En esta séptima versión, el Premio Sika escogió la simulación de una Planta de tratamiento de agua residual (PTAR), una estructura que actualmente es necesaria en todas las regiones de Colombia, por su impacto en el cuidado del planeta, ya que permite disminuir la contaminación de los ríos, lagos y lagunas.

El Premio Sika, ha logrado hasta la fecha la participación de más de 1.850 jóvenes en todas las regiones del país. Aunque la cifra de inscritos este año superó los 300 registros, sólo 68 jóvenes, agrupados o de manera individual, lograron ingresar al reto con proyectos de alta calidad, el pasado 13 de marzo fecha límite de entrega.

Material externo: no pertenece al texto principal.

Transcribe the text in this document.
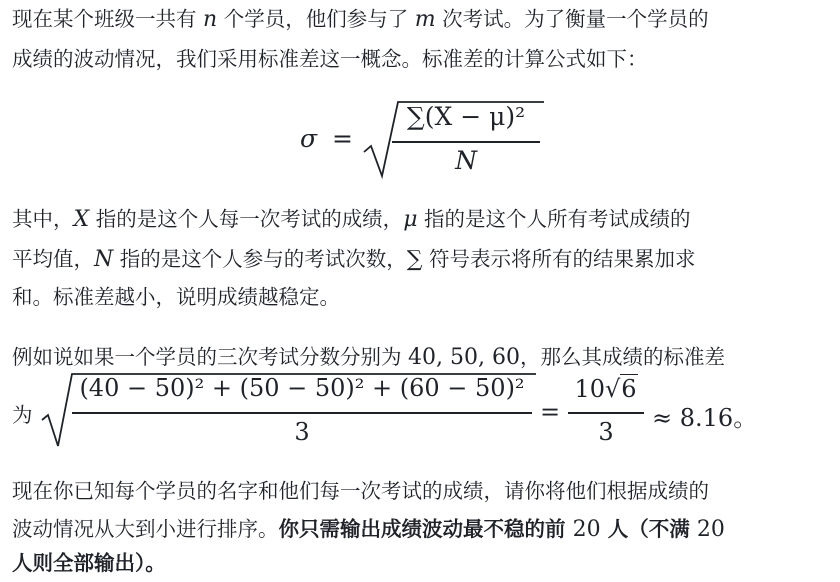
现在某个班级一共有 n 个学员，他们参与了 m 次考试。为了衡量一个学员的
成绩的波动情况，我们采用标准差这一概念。标准差的计算公式如下：
σ =
∑(X − μ)²
N
其中，X 指的是这个人每一次考试的成绩，μ 指的是这个人所有考试成绩的
平均值，N 指的是这个人参与的考试次数，∑ 符号表示将所有的结果累加求
和。标准差越小，说明成绩越稳定。
例如说如果一个学员的三次考试分数分别为 40, 50, 60，那么其成绩的标准差
为
(40 − 50)² + (50 − 50)² + (60 − 50)²
3
=
10√6
3	≈ 8.16。
现在你已知每个学员的名字和他们每一次考试的成绩，请你将他们根据成绩的
波动情况从大到小进行排序。你只需输出成绩波动最不稳的前 20 人（不满 20
人则全部输出）。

Desde entonces, un jurado calificador compuesto por cinco profesionales especializados, con reconocidas trayectorias en el país, han venido evaluando las propuestas. En su opinión, “en un gran porcentaje de los participantes se encontró un buen nivel de investigación, especialmente en la argumentación de los conceptos técnicos, los cuales nos muestran una manera diferente de expresar su respuesta haciendo más ilustrativa su presentación”. La premiación de estos proyectos se realizará el jueves 4 de junio de manera virtual. El primer lugar será merecedor de 13 millones de pesos; el segundo lugar recibirá cuatro millones de pesos y el tercero, tres millones de pesos.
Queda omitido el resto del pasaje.